Windows Server 2008 offers a lot of new features that are very visible like Internet Information Server 7.0, a whole new virtualization model, Server Manager and many many more. But being a SQL Server person I am interested in other things that have been improved. These not so visible features are mostly I/O related since databases are a synonym for I/O. Also note that many (if not all) of these changes also apply to Windows Vista.
I/O Completion Port improvement
Before Windows Server 2008 a thread that issued an async I/O also executed the I/O completion task causing a context switch which is expensive. The I/O completion is now deferred until the thread pulls the I/O off the completion port preventing this context switch.
I/O prioritization
This is completely new to the OS, not only do your processes have a priority but also the I/O's that are triggered by these processes have their priority. This priority is based on the thread priority but can be set on the I/O itself too.
I/O Performance improvements
Using the GetQueuedCompletionStatusEx API call enables Windows to retrieve multiple completion port entries in one call.
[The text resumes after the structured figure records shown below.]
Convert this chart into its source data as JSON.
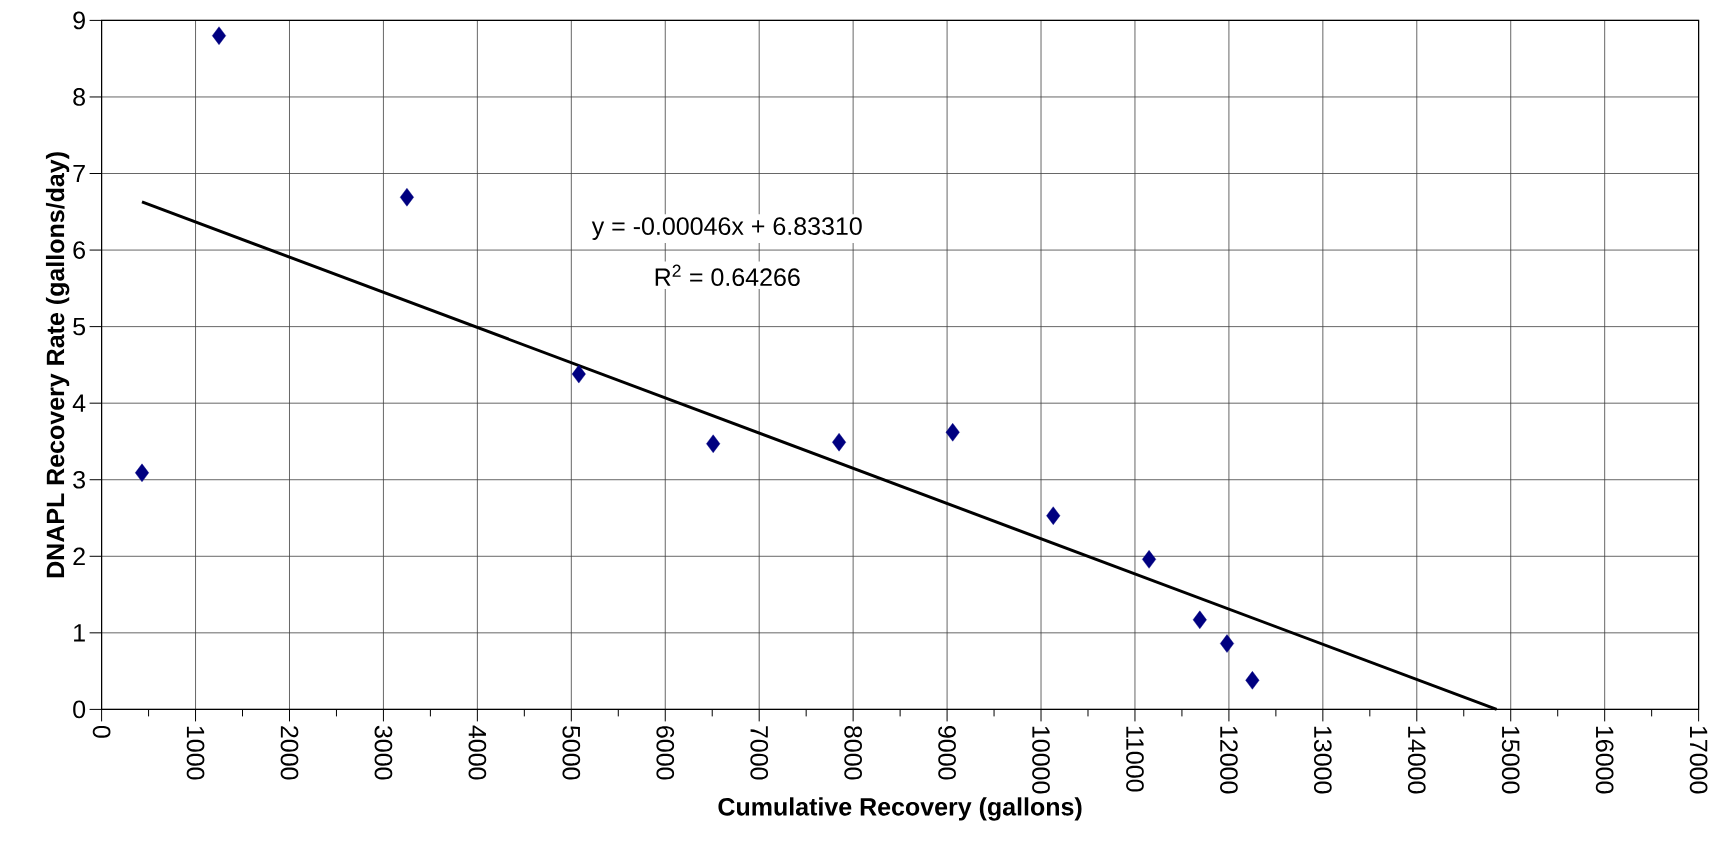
{
  "chart_data": {
    "type": "scatter",
    "xlabel": "Cumulative Recovery (gallons)",
    "ylabel": "DNAPL Recovery Rate (gallons/day)",
    "xlim": [
      0,
      17000
    ],
    "ylim": [
      0,
      9
    ],
    "xticks": [
      0,
      1000,
      2000,
      3000,
      4000,
      5000,
      6000,
      7000,
      8000,
      9000,
      10000,
      11000,
      12000,
      13000,
      14000,
      15000,
      16000,
      17000
    ],
    "yticks": [
      0,
      1,
      2,
      3,
      4,
      5,
      6,
      7,
      8,
      9
    ],
    "grid": true,
    "series": [
      {
        "color": "#000080",
        "marker": "diamond",
        "x": [
          430,
          1250,
          3250,
          5080,
          6510,
          7850,
          9060,
          10130,
          11150,
          11690,
          11980,
          12250
        ],
        "values": [
          3.09,
          8.8,
          6.69,
          4.38,
          3.47,
          3.49,
          3.62,
          2.53,
          1.96,
          1.17,
          0.86,
          0.38
        ]
      },
      {
        "type": "line",
        "color": "#000000",
        "marker": "none",
        "x": [
          430,
          14850
        ],
        "values": [
          6.63,
          0
        ]
      }
    ],
    "annotations": [
      "y = -0.00046x + 6.83310",
      "R$^{2}$ = 0.64266"
    ]
  }
}
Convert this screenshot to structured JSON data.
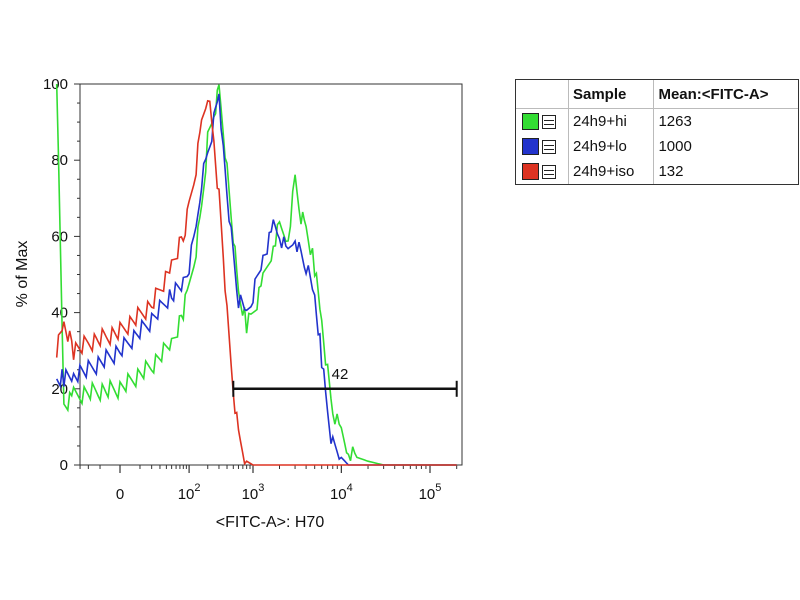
{
  "chart_data": {
    "type": "line",
    "xlabel": "<FITC-A>: H70",
    "ylabel": "% of Max",
    "x_scale": "biexponential",
    "ylim": [
      0,
      100
    ],
    "y_ticks": [
      "0",
      "20",
      "40",
      "60",
      "80",
      "100"
    ],
    "x_tick_labels": [
      {
        "label": "0",
        "value": 0
      },
      {
        "label": "10",
        "sup": "2",
        "value": 100
      },
      {
        "label": "10",
        "sup": "3",
        "value": 1000
      },
      {
        "label": "10",
        "sup": "4",
        "value": 10000
      },
      {
        "label": "10",
        "sup": "5",
        "value": 100000
      }
    ],
    "gate": {
      "label": "42",
      "x_from": 500,
      "x_to": 200000,
      "y": 20
    },
    "series": [
      {
        "name": "24h9+hi",
        "color": "#33dd33",
        "x": [
          -80,
          -60,
          -40,
          -20,
          0,
          20,
          50,
          80,
          100,
          130,
          160,
          200,
          250,
          300,
          350,
          400,
          500,
          600,
          800,
          1000,
          1300,
          1700,
          2000,
          2500,
          3000,
          3500,
          4000,
          5000,
          6000,
          7000,
          8000,
          10000,
          12000,
          15000,
          20000,
          30000,
          50000,
          100000,
          200000
        ],
        "values": [
          100,
          16,
          18,
          19,
          20,
          26,
          32,
          40,
          47,
          57,
          68,
          85,
          92,
          98,
          88,
          78,
          60,
          45,
          37,
          40,
          48,
          58,
          62,
          60,
          75,
          65,
          62,
          52,
          38,
          24,
          14,
          8,
          4,
          2,
          1,
          0,
          0,
          0,
          0
        ]
      },
      {
        "name": "24h9+lo",
        "color": "#2233cc",
        "x": [
          -80,
          -60,
          -40,
          -20,
          0,
          20,
          50,
          80,
          100,
          130,
          160,
          200,
          250,
          300,
          350,
          400,
          500,
          600,
          800,
          1000,
          1300,
          1700,
          2000,
          2500,
          3000,
          3500,
          4000,
          5000,
          6000,
          7000,
          8000,
          10000,
          12000,
          15000,
          20000,
          30000,
          50000,
          100000,
          200000
        ],
        "values": [
          22,
          23,
          24,
          25,
          30,
          38,
          45,
          48,
          52,
          62,
          75,
          82,
          90,
          98,
          82,
          72,
          55,
          43,
          40,
          45,
          55,
          62,
          60,
          55,
          60,
          55,
          52,
          44,
          28,
          14,
          5,
          2,
          0,
          0,
          0,
          0,
          0,
          0,
          0
        ]
      },
      {
        "name": "24h9+iso",
        "color": "#dd3322",
        "x": [
          -80,
          -60,
          -40,
          -20,
          0,
          20,
          50,
          80,
          100,
          130,
          160,
          200,
          250,
          300,
          350,
          400,
          500,
          600,
          800,
          1000,
          1300,
          2000,
          5000,
          100000,
          200000
        ],
        "values": [
          30,
          37,
          30,
          32,
          35,
          42,
          52,
          60,
          68,
          78,
          90,
          98,
          85,
          70,
          55,
          40,
          20,
          8,
          1,
          0,
          0,
          0,
          0,
          0,
          0
        ]
      }
    ]
  },
  "legend": {
    "headers": [
      "Sample",
      "Mean:<FITC-A>"
    ],
    "rows": [
      {
        "sample": "24h9+hi",
        "mean": "1263",
        "color": "#33dd33"
      },
      {
        "sample": "24h9+lo",
        "mean": "1000",
        "color": "#2233cc"
      },
      {
        "sample": "24h9+iso",
        "mean": "132",
        "color": "#dd3322"
      }
    ]
  }
}
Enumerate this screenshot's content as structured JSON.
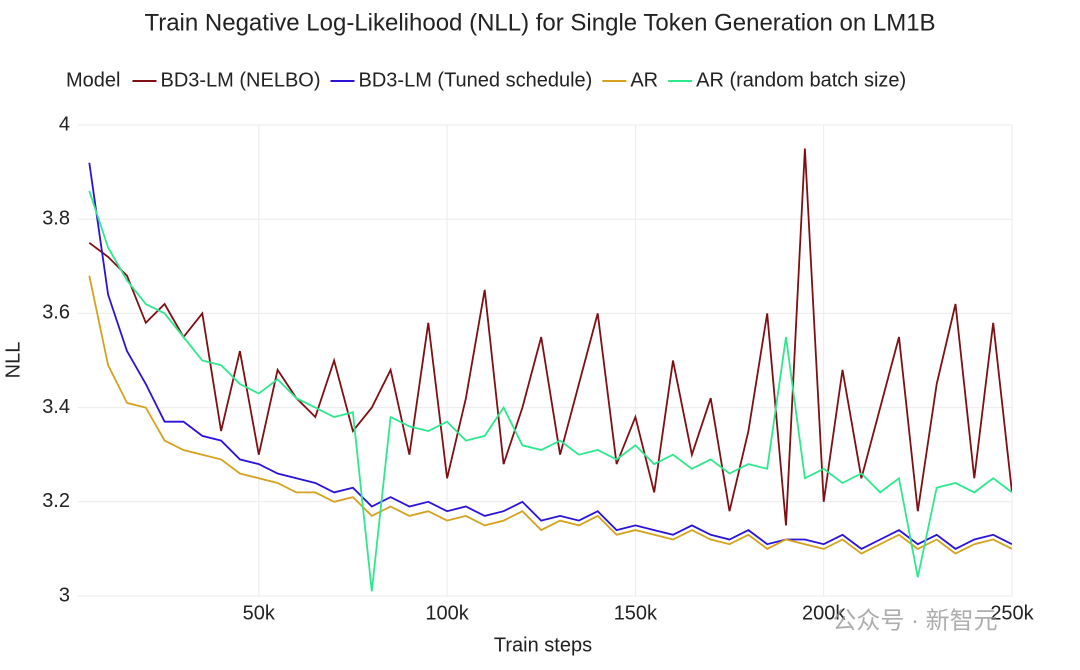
{
  "chart_data": {
    "type": "line",
    "title": "Train Negative Log-Likelihood (NLL) for Single Token Generation on LM1B",
    "legend_title": "Model",
    "x_label": "Train steps",
    "y_label": "NLL",
    "watermark": "公众号 · 新智元",
    "x": [
      5000,
      10000,
      15000,
      20000,
      25000,
      30000,
      35000,
      40000,
      45000,
      50000,
      55000,
      60000,
      65000,
      70000,
      75000,
      80000,
      85000,
      90000,
      95000,
      100000,
      105000,
      110000,
      115000,
      120000,
      125000,
      130000,
      135000,
      140000,
      145000,
      150000,
      155000,
      160000,
      165000,
      170000,
      175000,
      180000,
      185000,
      190000,
      195000,
      200000,
      205000,
      210000,
      215000,
      220000,
      225000,
      230000,
      235000,
      240000,
      245000,
      250000
    ],
    "series": [
      {
        "name": "BD3-LM (NELBO)",
        "color": "#7f0f12",
        "values": [
          3.75,
          3.72,
          3.68,
          3.58,
          3.62,
          3.55,
          3.6,
          3.35,
          3.52,
          3.3,
          3.48,
          3.42,
          3.38,
          3.5,
          3.35,
          3.4,
          3.48,
          3.3,
          3.58,
          3.25,
          3.42,
          3.65,
          3.28,
          3.4,
          3.55,
          3.3,
          3.45,
          3.6,
          3.28,
          3.38,
          3.22,
          3.5,
          3.3,
          3.42,
          3.18,
          3.35,
          3.6,
          3.15,
          3.95,
          3.2,
          3.48,
          3.25,
          3.4,
          3.55,
          3.18,
          3.45,
          3.62,
          3.25,
          3.58,
          3.22
        ]
      },
      {
        "name": "BD3-LM (Tuned schedule)",
        "color": "#2a12d8",
        "values": [
          3.92,
          3.64,
          3.52,
          3.45,
          3.37,
          3.37,
          3.34,
          3.33,
          3.29,
          3.28,
          3.26,
          3.25,
          3.24,
          3.22,
          3.23,
          3.19,
          3.21,
          3.19,
          3.2,
          3.18,
          3.19,
          3.17,
          3.18,
          3.2,
          3.16,
          3.17,
          3.16,
          3.18,
          3.14,
          3.15,
          3.14,
          3.13,
          3.15,
          3.13,
          3.12,
          3.14,
          3.11,
          3.12,
          3.12,
          3.11,
          3.13,
          3.1,
          3.12,
          3.14,
          3.11,
          3.13,
          3.1,
          3.12,
          3.13,
          3.11
        ]
      },
      {
        "name": "AR",
        "color": "#d4a21c",
        "values": [
          3.68,
          3.49,
          3.41,
          3.4,
          3.33,
          3.31,
          3.3,
          3.29,
          3.26,
          3.25,
          3.24,
          3.22,
          3.22,
          3.2,
          3.21,
          3.17,
          3.19,
          3.17,
          3.18,
          3.16,
          3.17,
          3.15,
          3.16,
          3.18,
          3.14,
          3.16,
          3.15,
          3.17,
          3.13,
          3.14,
          3.13,
          3.12,
          3.14,
          3.12,
          3.11,
          3.13,
          3.1,
          3.12,
          3.11,
          3.1,
          3.12,
          3.09,
          3.11,
          3.13,
          3.1,
          3.12,
          3.09,
          3.11,
          3.12,
          3.1
        ]
      },
      {
        "name": "AR (random batch size)",
        "color": "#2ee88e",
        "values": [
          3.86,
          3.74,
          3.67,
          3.62,
          3.6,
          3.55,
          3.5,
          3.49,
          3.45,
          3.43,
          3.46,
          3.42,
          3.4,
          3.38,
          3.39,
          3.01,
          3.38,
          3.36,
          3.35,
          3.37,
          3.33,
          3.34,
          3.4,
          3.32,
          3.31,
          3.33,
          3.3,
          3.31,
          3.29,
          3.32,
          3.28,
          3.3,
          3.27,
          3.29,
          3.26,
          3.28,
          3.27,
          3.55,
          3.25,
          3.27,
          3.24,
          3.26,
          3.22,
          3.25,
          3.04,
          3.23,
          3.24,
          3.22,
          3.25,
          3.22
        ]
      }
    ],
    "xlim": [
      2000,
      250000
    ],
    "xticks": [
      {
        "value": 50000,
        "label": "50k"
      },
      {
        "value": 100000,
        "label": "100k"
      },
      {
        "value": 150000,
        "label": "150k"
      },
      {
        "value": 200000,
        "label": "200k"
      },
      {
        "value": 250000,
        "label": "250k"
      }
    ],
    "ylim": [
      3,
      4
    ],
    "yticks": [
      3,
      3.2,
      3.4,
      3.6,
      3.8,
      4
    ],
    "grid": true
  }
}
Prior to Windows Server 2008 the Memory Manager and I/O system limited every I/O request internally to 64KB, larger requests were divided into multiple 64KB parts. This limit has been removed so every request can now be issued as a whole, meaning less transitions to kernel-mode to send the I/O to your storage device.
NUMA improvements
When working with SQL Server 2005 and later you will most likely encounter more and more NUMA enabled machines. In Windows Server 2008 more memory allocations procedures have been updated to be NUMA aware and I/O interrupts direct their completion to the node that initiated the I/O. An addition to the NUMA APIs also allows applications to specify the preferred node.
SMB2
According to the people who designed SMB2 this should help performance of large file copies over the network with factor 30 to 40. This will not really help your SQL Server performance but it will certainly get your backups to other servers faster.